The Authors’ Guild and 17 well-known authors like Jonathan Franzen, John Grisham, George R.R. Martin, and Jodi Picoult have filed a fresh lawsuit in the Southern District of New York against OpenAI.
According to the complaint, OpenAI “copied plaintiffs’ works wholesale, without permission or consideration” and fed the copyrighted materials into large language models (LLMs).
OpenAI told Forbes that it has been “working cooperatively to understand and discuss their concerns about AI.”
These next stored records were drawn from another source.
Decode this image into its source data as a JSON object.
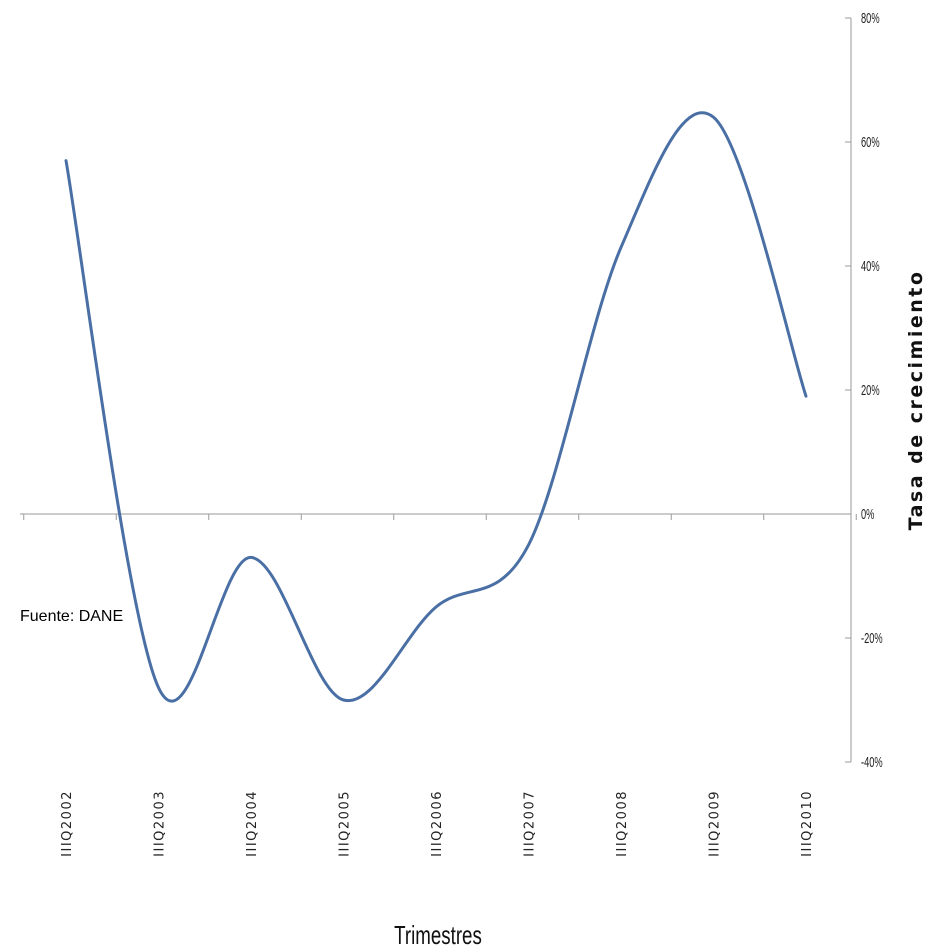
{
  "chart_data": {
    "type": "line",
    "source_note": "Fuente: DANE",
    "xlabel": "Trimestres",
    "ylabel": "Tasa de crecimiento",
    "ylim": [
      -0.4,
      0.8
    ],
    "y_ticks": [
      {
        "value": 0.8,
        "label": "80%"
      },
      {
        "value": 0.6,
        "label": "60%"
      },
      {
        "value": 0.4,
        "label": "40%"
      },
      {
        "value": 0.2,
        "label": "20%"
      },
      {
        "value": 0.0,
        "label": "0%"
      },
      {
        "value": -0.2,
        "label": "-20%"
      },
      {
        "value": -0.4,
        "label": "-40%"
      }
    ],
    "categories": [
      "IIIQ2002",
      "IIIQ2003",
      "IIIQ2004",
      "IIIQ2005",
      "IIIQ2006",
      "IIIQ2007",
      "IIIQ2008",
      "IIIQ2009",
      "IIIQ2010"
    ],
    "series": [
      {
        "values": [
          0.57,
          -0.28,
          -0.07,
          -0.3,
          -0.15,
          -0.05,
          0.43,
          0.64,
          0.19
        ],
        "color": "#4a6fa5"
      }
    ],
    "y_axis_position": "right",
    "grid": false,
    "legend": "none",
    "line_style": "smooth"
  }
}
“We’re optimistic we will continue to find mutually beneficial ways to work together to help people utilise new technology in a rich content ecosystem,” the Microsoft-backed company said.
The authors alleged that OpenAI’s LLMs could result in derivative work “that is based on, mimics, summarises, or paraphrases” their books, which could harm their market.
OpenAI could have trained GPT on works in the public domain instead of pulling in copyrighted material without paying a licensing fee, they alleged.
This is not the first time authors have sued OpenAI for copyright violations and illegally using their works to train its chatbot called ChatGPT.
Earlier this month, authors Michael Chabon, David Henry Hwang, Rachel Louise Snyder and Ayelet Waldman alleged in a lawsuit that OpenAI benefits and profits from the "unauthorised and illegal use" of their copyrighted content.
In July, comedian and author Sarah Silverman, along with authors Christopher Golden and Richard Kadrey, sued OpenAI and Mark Zuckerberg-owned Meta over dual claims of copyright infringement.
The lawsuits alleged that OpenAI's ChatGPT and Meta's LLaMA (a set of large language models) were trained on illegally-acquired datasets containing their works.